Marsh Investment Corporation v. John Langford, Pontchartrain State Bank v. William M. Justice, Clerk of Court, Etc.

652 F.2d 583 | 5th Cir. | 1981

Lead Opinion

PER CURIAM:

The summary judgment in favor of the Marsh Investment Corporation is AFFIRMED on the basis of the district court’s memorandum opinion, 490 F.Supp. 1320, entered June 3, 1980, United States District Court, Eastern District of Louisiana, Civil Action No. 79-2020, Section “E”.

The district court correctly concluded that the Pontchartrain State Bank’s third-party demand against the underwriters was a “separate and independent” cause of action that was joined with non-removable actions, so that the entire case filed in state court was properly removed to federal court. 28 U.S.C. § 1441(c); Carl Heck Engineers, Inc. v. Lafourche Parish Police Jury, 622 F.2d 133 (5th Cir. 1980). We are of the further opinion that the district court did not abuse its discretion in not remanding the non-removal actions at the time remand was requested, for the reasons more fully stated in the district court’s opinion of July 30, 1980. See Marsh Investment Corporation v. Langford, 494 F.Supp. 344 (E.D. La.1980).1 Nor can we find any abuse of discretion in the district court’s grant of Rule 54(b) certification in the entry of the summary judgment. See Curtis-Wright Corporation v. General Electric Company, 446 U.S. 1, 9, 100 S.Ct. 1460, 1466-67, 64 L.Ed.2d 1 (1980).

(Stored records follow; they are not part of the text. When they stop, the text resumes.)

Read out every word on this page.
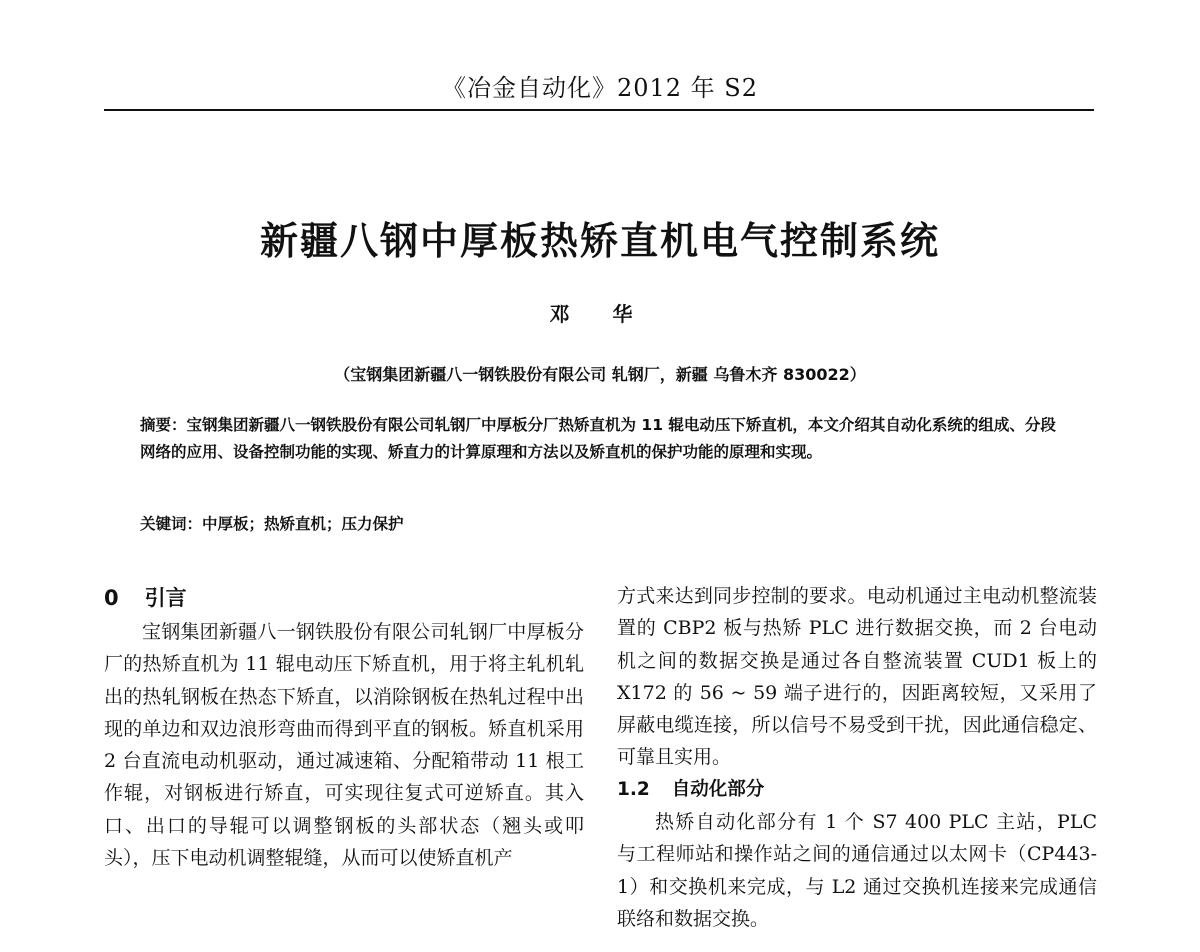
《冶金自动化》2012 年 S2
新疆八钢中厚板热矫直机电气控制系统
邓 华
（宝钢集团新疆八一钢铁股份有限公司 轧钢厂，新疆 乌鲁木齐 830022）
摘要：宝钢集团新疆八一钢铁股份有限公司轧钢厂中厚板分厂热矫直机为 11 辊电动压下矫直机，本文介绍其自动化系统的组成、分段网络的应用、设备控制功能的实现、矫直力的计算原理和方法以及矫直机的保护功能的原理和实现。
关键词：中厚板；热矫直机；压力保护
0 引言

宝钢集团新疆八一钢铁股份有限公司轧钢厂中厚板分厂的热矫直机为 11 辊电动压下矫直机，用于将主轧机轧出的热轧钢板在热态下矫直，以消除钢板在热轧过程中出现的单边和双边浪形弯曲而得到平直的钢板。矫直机采用 2 台直流电动机驱动，通过减速箱、分配箱带动 11 根工作辊，对钢板进行矫直，可实现往复式可逆矫直。其入口、出口的导辊可以调整钢板的头部状态（翘头或叩头），压下电动机调整辊缝，从而可以使矫直机产

方式来达到同步控制的要求。电动机通过主电动机整流装置的 CBP2 板与热矫 PLC 进行数据交换，而 2 台电动机之间的数据交换是通过各自整流装置 CUD1 板上的 X172 的 56 ~ 59 端子进行的，因距离较短，又采用了屏蔽电缆连接，所以信号不易受到干扰，因此通信稳定、可靠且实用。

1.2 自动化部分

热矫自动化部分有 1 个 S7 400 PLC 主站，PLC 与工程师站和操作站之间的通信通过以太网卡（CP443-1）和交换机来完成，与 L2 通过交换机连接来完成通信联络和数据交换。
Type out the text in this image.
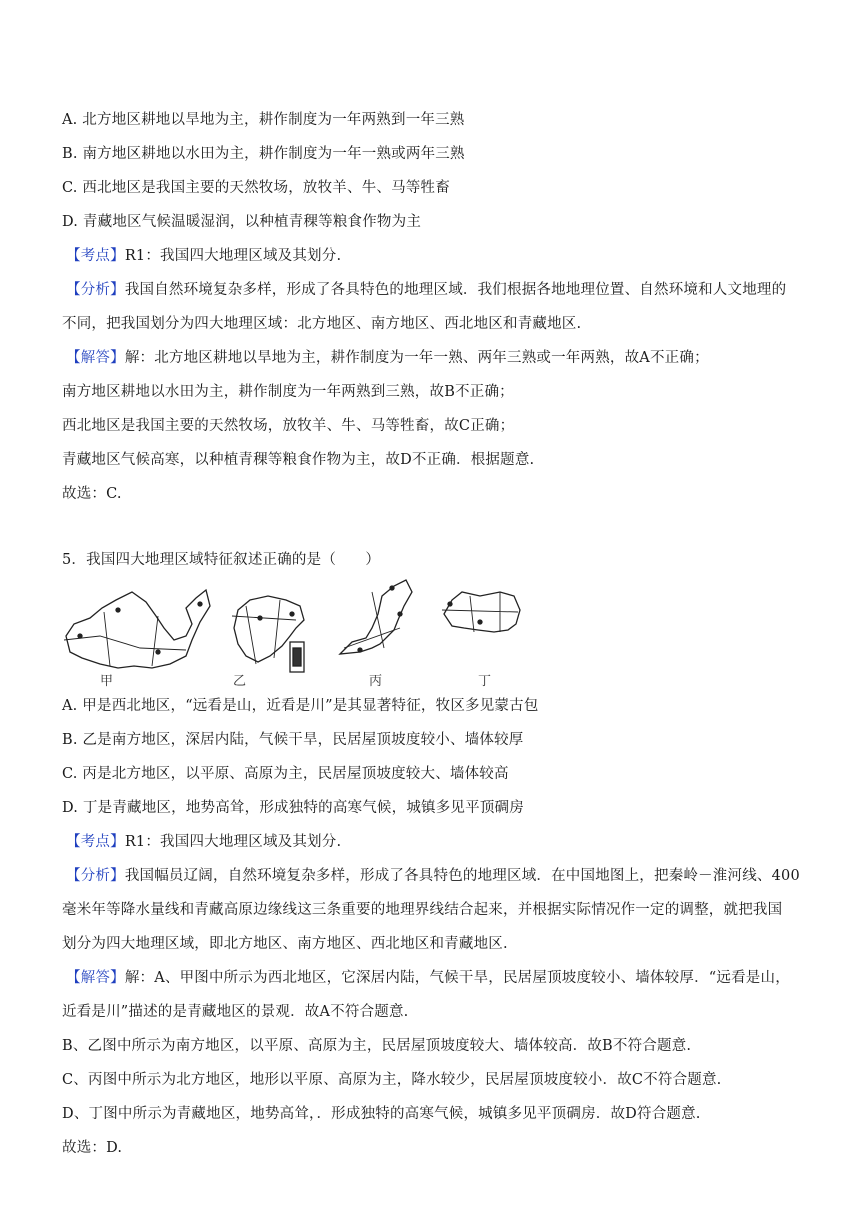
A. 北方地区耕地以旱地为主，耕作制度为一年两熟到一年三熟
B. 南方地区耕地以水田为主，耕作制度为一年一熟或两年三熟
C. 西北地区是我国主要的天然牧场，放牧羊、牛、马等牲畜
D. 青藏地区气候温暖湿润，以种植青稞等粮食作物为主
【考点】R1：我国四大地理区域及其划分.
【分析】我国自然环境复杂多样，形成了各具特色的地理区域．我们根据各地地理位置、自然环境和人文地理的
不同，把我国划分为四大地理区域：北方地区、南方地区、西北地区和青藏地区.
【解答】解：北方地区耕地以旱地为主，耕作制度为一年一熟、两年三熟或一年两熟，故A不正确；
南方地区耕地以水田为主，耕作制度为一年两熟到三熟，故B不正确；
西北地区是我国主要的天然牧场，放牧羊、牛、马等牲畜，故C正确；
青藏地区气候高寒，以种植青稞等粮食作物为主，故D不正确．根据题意.
故选：C.
5．我国四大地理区域特征叙述正确的是（　　）
甲	乙	丙	丁
A. 甲是西北地区，“远看是山，近看是川”是其显著特征，牧区多见蒙古包
B. 乙是南方地区，深居内陆，气候干旱，民居屋顶坡度较小、墙体较厚
C. 丙是北方地区，以平原、高原为主，民居屋顶坡度较大、墙体较高
D. 丁是青藏地区，地势高耸，形成独特的高寒气候，城镇多见平顶碉房
【考点】R1：我国四大地理区域及其划分.
【分析】我国幅员辽阔，自然环境复杂多样，形成了各具特色的地理区域．在中国地图上，把秦岭－淮河线、400
毫米年等降水量线和青藏高原边缘线这三条重要的地理界线结合起来，并根据实际情况作一定的调整，就把我国
划分为四大地理区域，即北方地区、南方地区、西北地区和青藏地区.
【解答】解：A、甲图中所示为西北地区，它深居内陆，气候干旱，民居屋顶坡度较小、墙体较厚．“远看是山，
近看是川”描述的是青藏地区的景观．故A不符合题意.
B、乙图中所示为南方地区，以平原、高原为主，民居屋顶坡度较大、墙体较高．故B不符合题意.
C、丙图中所示为北方地区，地形以平原、高原为主，降水较少，民居屋顶坡度较小．故C不符合题意.
D、丁图中所示为青藏地区，地势高耸，．形成独特的高寒气候，城镇多见平顶碉房．故D符合题意.
故选：D.
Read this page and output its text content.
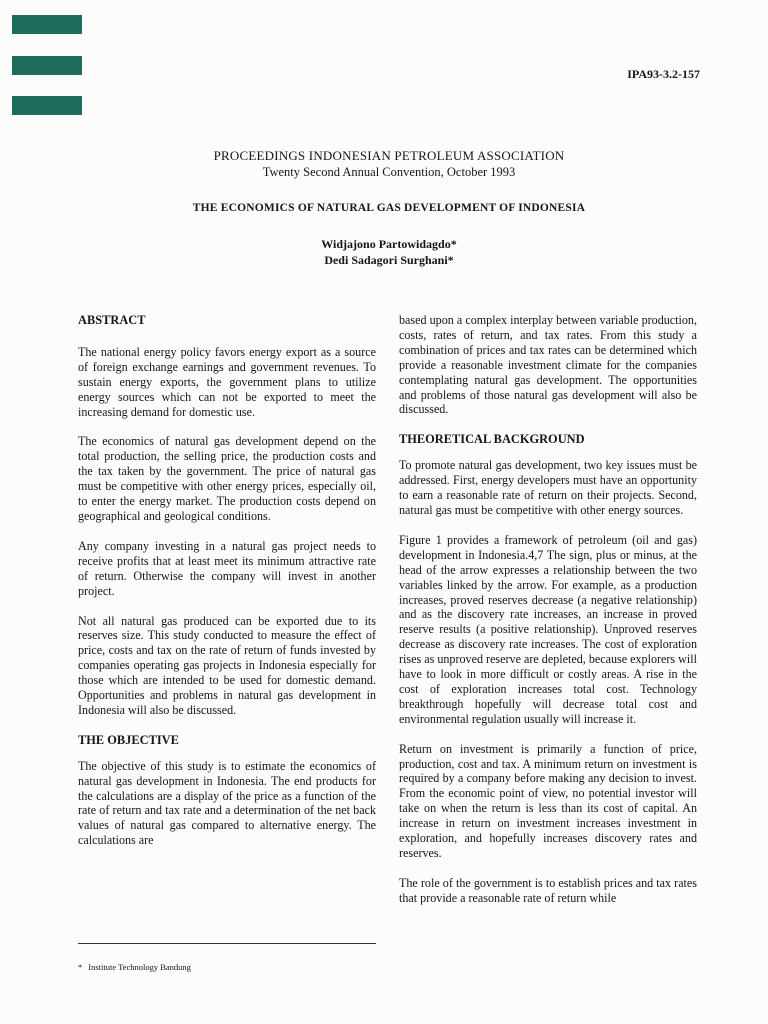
IPA93-3.2-157
PROCEEDINGS INDONESIAN PETROLEUM ASSOCIATION
Twenty Second Annual Convention, October 1993
THE ECONOMICS OF NATURAL GAS DEVELOPMENT OF INDONESIA
Widjajono Partowidagdo*
Dedi Sadagori Surghani*
ABSTRACT

The national energy policy favors energy export as a source of foreign exchange earnings and government revenues. To sustain energy exports, the government plans to utilize energy sources which can not be exported to meet the increasing demand for domestic use.

The economics of natural gas development depend on the total production, the selling price, the production costs and the tax taken by the government. The price of natural gas must be competitive with other energy prices, especially oil, to enter the energy market. The production costs depend on geographical and geological conditions.

Any company investing in a natural gas project needs to receive profits that at least meet its minimum attractive rate of return. Otherwise the company will invest in another project.

Not all natural gas produced can be exported due to its reserves size. This study conducted to measure the effect of price, costs and tax on the rate of return of funds invested by companies operating gas projects in Indonesia especially for those which are intended to be used for domestic demand. Opportunities and problems in natural gas development in Indonesia will also be discussed.

THE OBJECTIVE

The objective of this study is to estimate the economics of natural gas development in Indonesia. The end products for the calculations are a display of the price as a function of the rate of return and tax rate and a determination of the net back values of natural gas compared to alternative energy. The calculations are

based upon a complex interplay between variable production, costs, rates of return, and tax rates. From this study a combination of prices and tax rates can be determined which provide a reasonable investment climate for the companies contemplating natural gas development. The opportunities and problems of those natural gas development will also be discussed.

THEORETICAL BACKGROUND

To promote natural gas development, two key issues must be addressed. First, energy developers must have an opportunity to earn a reasonable rate of return on their projects. Second, natural gas must be competitive with other energy sources.

Figure 1 provides a framework of petroleum (oil and gas) development in Indonesia.4,7 The sign, plus or minus, at the head of the arrow expresses a relationship between the two variables linked by the arrow. For example, as a production increases, proved reserves decrease (a negative relationship) and as the discovery rate increases, an increase in proved reserve results (a positive relationship). Unproved reserves decrease as discovery rate increases. The cost of exploration rises as unproved reserve are depleted, because explorers will have to look in more difficult or costly areas. A rise in the cost of exploration increases total cost. Technology breakthrough hopefully will decrease total cost and environmental regulation usually will increase it.

Return on investment is primarily a function of price, production, cost and tax. A minimum return on investment is required by a company before making any decision to invest. From the economic point of view, no potential investor will take on when the return is less than its cost of capital. An increase in return on investment increases investment in exploration, and hopefully increases discovery rates and reserves.

The role of the government is to establish prices and tax rates that provide a reasonable rate of return while

* Institute Technology Bandung
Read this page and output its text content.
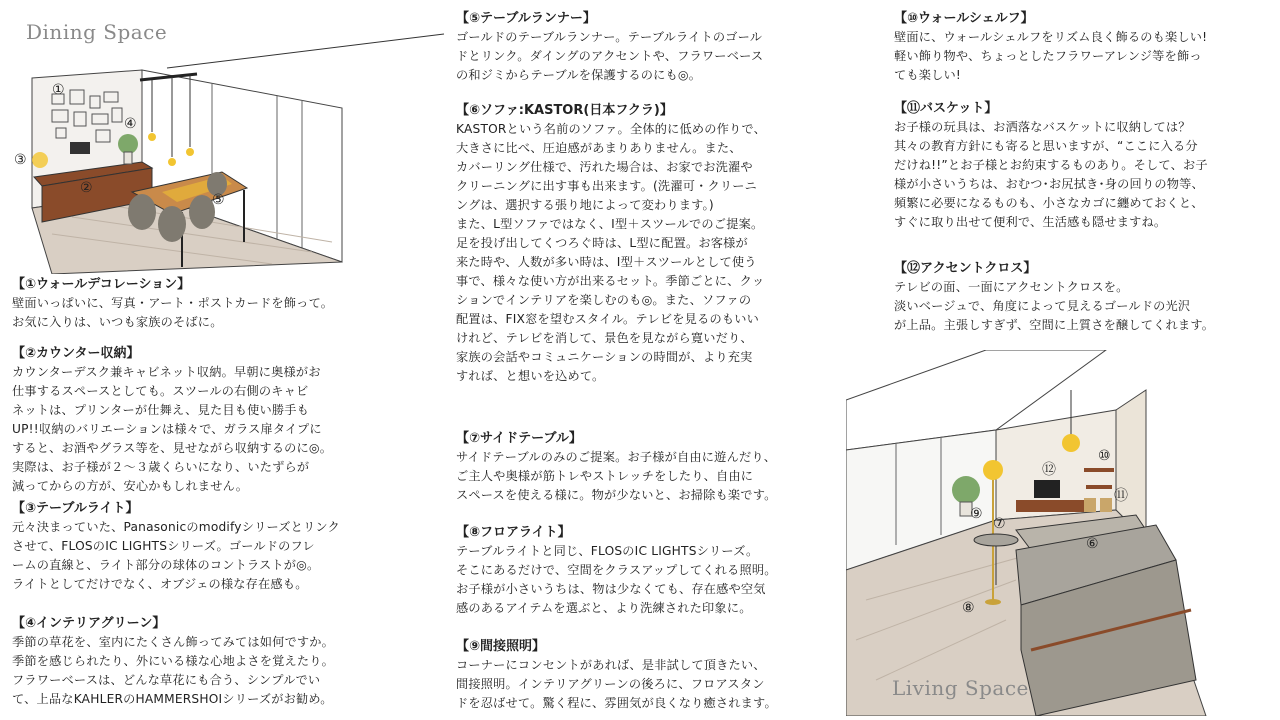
Dining Space
①
②
③
④
⑤
⑥
⑦
⑧
⑨
⑩
⑪
⑫
Living Space

【①ウォールデコレーション】

壁面いっぱいに、写真・アート・ポストカードを飾って。
お気に入りは、いつも家族のそばに。

【②カウンター収納】

カウンターデスク兼キャビネット収納。早朝に奥様がお
仕事するスペースとしても。スツールの右側のキャビ
ネットは、プリンターが仕舞え、見た目も使い勝手も
UP!!収納のバリエーションは様々で、ガラス扉タイプに
すると、お酒やグラス等を、見せながら収納するのに◎。
実際は、お子様が２～３歳くらいになり、いたずらが
減ってからの方が、安心かもしれません。

【③テーブルライト】

元々決まっていた、Panasonicのmodifyシリーズとリンク
させて、FLOSのIC LIGHTSシリーズ。ゴールドのフレ
ームの直線と、ライト部分の球体のコントラストが◎。
ライトとしてだけでなく、オブジェの様な存在感も。

【④インテリアグリーン】

季節の草花を、室内にたくさん飾ってみては如何ですか。
季節を感じられたり、外にいる様な心地よさを覚えたり。
フラワーベースは、どんな草花にも合う、シンプルでい
て、上品なKAHLERのHAMMERSHOIシリーズがお勧め。

【⑤テーブルランナー】

ゴールドのテーブルランナー。テーブルライトのゴール
ドとリンク。ダイングのアクセントや、フラワーベース
の和ジミからテーブルを保護するのにも◎。

【⑥ソファ:KASTOR(日本フクラ)】

KASTORという名前のソファ。全体的に低めの作りで、
大きさに比べ、圧迫感があまりありません。また、
カバーリング仕様で、汚れた場合は、お家でお洗濯や
クリーニングに出す事も出来ます。(洗濯可・クリーニ
ングは、選択する張り地によって変わります。)
また、L型ソファではなく、I型＋スツールでのご提案。
足を投げ出してくつろぐ時は、L型に配置。お客様が
来た時や、人数が多い時は、I型＋スツールとして使う
事で、様々な使い方が出来るセット。季節ごとに、クッ
ションでインテリアを楽しむのも◎。また、ソファの
配置は、FIX窓を望むスタイル。テレビを見るのもいい
けれど、テレビを消して、景色を見ながら寛いだり、
家族の会話やコミュニケーションの時間が、より充実
すれば、と想いを込めて。

【⑦サイドテーブル】

サイドテーブルのみのご提案。お子様が自由に遊んだり、
ご主人や奥様が筋トレやストレッチをしたり、自由に
スペースを使える様に。物が少ないと、お掃除も楽です。

【⑧フロアライト】

テーブルライトと同じ、FLOSのIC LIGHTSシリーズ。
そこにあるだけで、空間をクラスアップしてくれる照明。
お子様が小さいうちは、物は少なくても、存在感や空気
感のあるアイテムを選ぶと、より洗練された印象に。

【⑨間接照明】

コーナーにコンセントがあれば、是非試して頂きたい、
間接照明。インテリアグリーンの後ろに、フロアスタン
ドを忍ばせて。驚く程に、雰囲気が良くなり癒されます。

【⑩ウォールシェルフ】

壁面に、ウォールシェルフをリズム良く飾るのも楽しい!
軽い飾り物や、ちょっとしたフラワーアレンジ等を飾っ
ても楽しい!

【⑪バスケット】

お子様の玩具は、お洒落なバスケットに収納しては？
其々の教育方針にも寄ると思いますが、“ここに入る分
だけね!!”とお子様とお約束するものあり。そして、お子
様が小さいうちは、おむつ･お尻拭き･身の回りの物等、
頻繁に必要になるものも、小さなカゴに纏めておくと、
すぐに取り出せて便利で、生活感も隠せますね。

【⑫アクセントクロス】

テレビの面、一面にアクセントクロスを。
淡いベージュで、角度によって見えるゴールドの光沢
が上品。主張しすぎず、空間に上質さを醸してくれます。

Accordingly, we AFFIRM the district court judgment.

AFFIRMED.

. We do not pass upon the timeliness of the motion for remand, since we find no abuse of discretion in denying the motion, if timely. Although a majority of the panel further agree with the additional conclusion of the district court that the final judgment on the summary judgment claim entered pursuant to Rule 54(b) was a “final judgment" within the meaning of 28 U.S.C. 1447(c) — so that the motion to remand as improvidently ruled was not timely, not being “before final judgment” — it is unnecessary to pass upon this issue when, in any event, the refusal to remand was proper.






Concurrence Opinion

CHARLES CLARK, Circuit Judge,

specially concurring:

I concur in the panel’s affirmance of the judgment of the district court and in all of the opinion except the second sentence of footnote 1. Since we are unanimous that it is unnecessary to pass upon the issue of whether this was a “final judgment” within the meaning of 22 U.S.C. § 1447(c), I do not.